Friday, October 30, 2015 — A hierarchy of survivorship is developing within the online breast cancer community, according to a data analysis released today by leading healthcare insights company Treato. Timed to Breast Cancer Awareness Month, the company collected and analyzed online conversations happening about BRCA testing, a gene test that determines if a woman has a mutation that drastically increases her chances of developing breast cancer. Online conversations discussing BRCA were collected two years before (2011), around (2013) and two years after (2015) Angelina Jolie’s public announcement about her double mastectomy due to a positive BRCA diagnosis. An in-depth analysis revealed that how women are discussing the choice to have a preventative double mastectomy after a BRCA-positive test has shifted significantly since Angelina Jolie made her public announcement. Over the past year a hierarchy of survivorship has developed within online communities between women who received a breast cancer diagnosis and had a double mastectomy and those who tested positive for the BRCA gene and had a preventative double mastectomy. In online conversations analyzed from popular breast cancer forums from women who have received a breast cancer diagnosis, Treato found they have created a survivorship ranking that works towards excluding those who chose a preventative double mastectomy because they have a BRCA-positive gene (a gene that puts their chance of developing breast cancer up to 70 percent by the age of 70) because they have never had a “true” cancer diagnosis. In response, BRCA-positive women who are increasingly referring to themselves as “previvors” are talking about feeling alienated from the larger breast cancer community.
In addition, Treato discovered that the online decision-making process and stated rationale for having a preventative double mastectomy in response to a positive BRCA test has shifted since Angelina Jolie’s public double mastectomy announcement. Previously women discussed having the procedure done to avoid getting breast cancer, but this past year women have shifted the decision framework, providing the rationale that they have chosen a preventative mastectomy in order to avoid a lifetime of fear and anxiety and constant worry about eventually getting breast cancer.

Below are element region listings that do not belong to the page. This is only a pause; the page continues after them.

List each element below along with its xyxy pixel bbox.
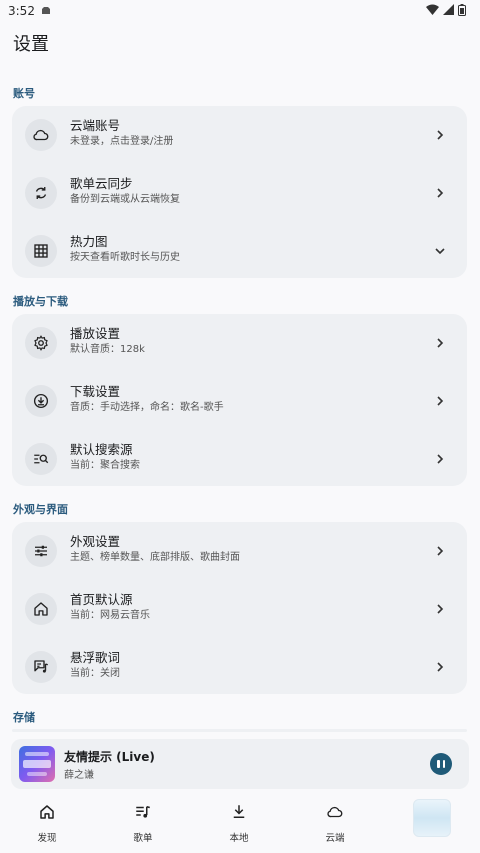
signal-icon — [443, 4, 454, 18]
chevron-right-icon — [433, 602, 447, 616]
settings-item-playlist-sync[interactable]: 歌单云同步 备份到云端或从云端恢复 — [12, 164, 467, 222]
nav-tab-discover[interactable]: 发现 — [17, 803, 77, 844]
settings-item-floating-lyrics[interactable]: 悬浮歌词 当前：关闭 — [12, 638, 467, 696]
item-title: 外观设置 — [70, 534, 121, 549]
section-label-appearance: 外观与界面 — [13, 503, 68, 516]
item-subtitle: 主题、榜单数量、底部排版、歌曲封面 — [70, 552, 240, 563]
cloud-icon — [25, 119, 57, 151]
now-playing-artist: 薛之谦 — [64, 770, 94, 781]
item-title: 悬浮歌词 — [70, 650, 121, 665]
notification-icon — [41, 4, 51, 18]
chevron-right-icon — [433, 186, 447, 200]
pause-button[interactable] — [430, 753, 452, 775]
wifi-icon — [426, 4, 439, 18]
chevron-down-icon — [433, 244, 447, 258]
nav-tab-cloud[interactable]: 云端 — [305, 803, 365, 844]
settings-item-download[interactable]: 下载设置 音质：手动选择，命名：歌名-歌手 — [12, 372, 467, 430]
item-subtitle: 默认音质：128k — [70, 344, 145, 355]
chevron-right-icon — [433, 544, 447, 558]
home-outline-icon — [40, 805, 54, 819]
settings-item-home-source[interactable]: 首页默认源 当前：网易云音乐 — [12, 580, 467, 638]
item-subtitle: 未登录，点击登录/注册 — [70, 136, 174, 147]
card-account: 云端账号 未登录，点击登录/注册 歌单云同步 备份到云端或从云端恢复 热力图 按… — [12, 106, 467, 278]
chevron-right-icon — [433, 336, 447, 350]
search-list-icon — [25, 443, 57, 475]
nav-label: 本地 — [229, 833, 249, 844]
settings-item-cloud-account[interactable]: 云端账号 未登录，点击登录/注册 — [12, 106, 467, 164]
home-icon — [25, 593, 57, 625]
settings-item-playback[interactable]: 播放设置 默认音质：128k — [12, 314, 467, 372]
gear-icon — [25, 327, 57, 359]
download-icon — [25, 385, 57, 417]
page-title: 设置 — [13, 34, 49, 55]
item-title: 下载设置 — [70, 384, 121, 399]
cloud-outline-icon — [327, 806, 343, 818]
nav-label: 发现 — [37, 833, 57, 844]
item-subtitle: 当前：聚合搜索 — [70, 460, 140, 471]
item-subtitle: 备份到云端或从云端恢复 — [70, 194, 180, 205]
card-storage-edge — [12, 729, 467, 732]
card-appearance: 外观设置 主题、榜单数量、底部排版、歌曲封面 首页默认源 当前：网易云音乐 悬浮… — [12, 522, 467, 694]
item-subtitle: 当前：关闭 — [70, 668, 120, 679]
item-subtitle: 音质：手动选择，命名：歌名-歌手 — [70, 402, 224, 413]
item-subtitle: 当前：网易云音乐 — [70, 610, 150, 621]
now-playing-title: 友情提示 (Live) — [64, 750, 155, 764]
section-label-storage: 存储 — [13, 711, 35, 724]
nav-label: 歌单 — [133, 833, 153, 844]
lyrics-icon — [25, 651, 57, 683]
tune-icon — [25, 535, 57, 567]
item-subtitle: 按天查看听歌时长与历史 — [70, 252, 180, 263]
item-title: 播放设置 — [70, 326, 121, 341]
settings-item-search-source[interactable]: 默认搜索源 当前：聚合搜索 — [12, 430, 467, 488]
chevron-right-icon — [433, 128, 447, 142]
nav-label: 云端 — [325, 833, 345, 844]
now-playing-bar[interactable]: 友情提示 (Live) 薛之谦 — [11, 739, 469, 789]
item-title: 默认搜索源 — [70, 442, 133, 457]
status-bar: 3:52 — [0, 0, 480, 22]
chevron-right-icon — [433, 452, 447, 466]
nav-tab-playlists[interactable]: 歌单 — [113, 803, 173, 844]
nav-tab-local[interactable]: 本地 — [209, 803, 269, 844]
section-label-playback: 播放与下载 — [13, 295, 68, 308]
playlist-icon — [136, 806, 150, 818]
chevron-right-icon — [433, 394, 447, 408]
grid-icon — [25, 235, 57, 267]
section-label-account: 账号 — [13, 87, 35, 100]
chevron-right-icon — [433, 660, 447, 674]
card-playback: 播放设置 默认音质：128k 下载设置 音质：手动选择，命名：歌名-歌手 默认搜… — [12, 314, 467, 486]
settings-item-heatmap[interactable]: 热力图 按天查看听歌时长与历史 — [12, 222, 467, 280]
battery-icon — [458, 3, 466, 19]
item-title: 云端账号 — [70, 118, 121, 133]
bottom-nav: 发现 歌单 本地 云端 — [0, 791, 480, 853]
settings-item-appearance[interactable]: 外观设置 主题、榜单数量、底部排版、歌曲封面 — [12, 522, 467, 580]
status-time: 3:52 — [8, 4, 35, 18]
item-title: 歌单云同步 — [70, 176, 133, 191]
download-tray-icon — [233, 805, 245, 818]
item-title: 首页默认源 — [70, 592, 133, 607]
album-cover — [19, 746, 55, 782]
item-title: 热力图 — [70, 234, 108, 249]
nav-album-thumbnail[interactable] — [413, 799, 451, 837]
sync-icon — [25, 177, 57, 209]
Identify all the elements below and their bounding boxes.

Language surrounding the question about whether to get tested for BRCA or not has also shifted. Previously, discussions regarding BRCA testing revealed a community supportive of testing for the sake of the individual’s knowledge but only if the individual was willing and ready to undergo preventative measures such as a double mastectomy if the result was positive. Today, however, women are discussing the necessity to pursue testing out of familial obligation for their loved ones and children to know whether they also have the gene mutation and are also at risk.
"It's clear that women on either side of the survivor-previvor divide want their voices to be heard and their unique experiences to be valued," says Ido Hadari, CEO of Treato. "Whether you're a physician or newly diagnosed BRCA-positive patient, it's important to understand the dynamics across these two groups and how they can affect a woman's treatment decision-making process."
Find out more information here on Treato’s BRCA data analysis
Treato Voice is a unique data asset that continuously collects, indexes and analyzes more than two billion patient and caregiver conversations happening across the Internet to understand what patients are saying about their experiences with their conditions and treatments.
For this BRCA data analysis Treato identified more than 9,500 online conversations discussing BRCA testing. Of these, 675 posts were chosen for deeper analysis across the healthcare forums of breastcancer.org, cancer.org and reddit.com. From each healthcare forum 75 posts were selected from each time period before (2011), around (2013) and two years after (2015) Angelina Jolie’s public announcement about her double mastectomy for further analysis. Posts analyzed included women with positive BRCA tests, women with negative BRCA tests, women with breast cancer a diagnosis and women with an unspecified status discussing BRCA.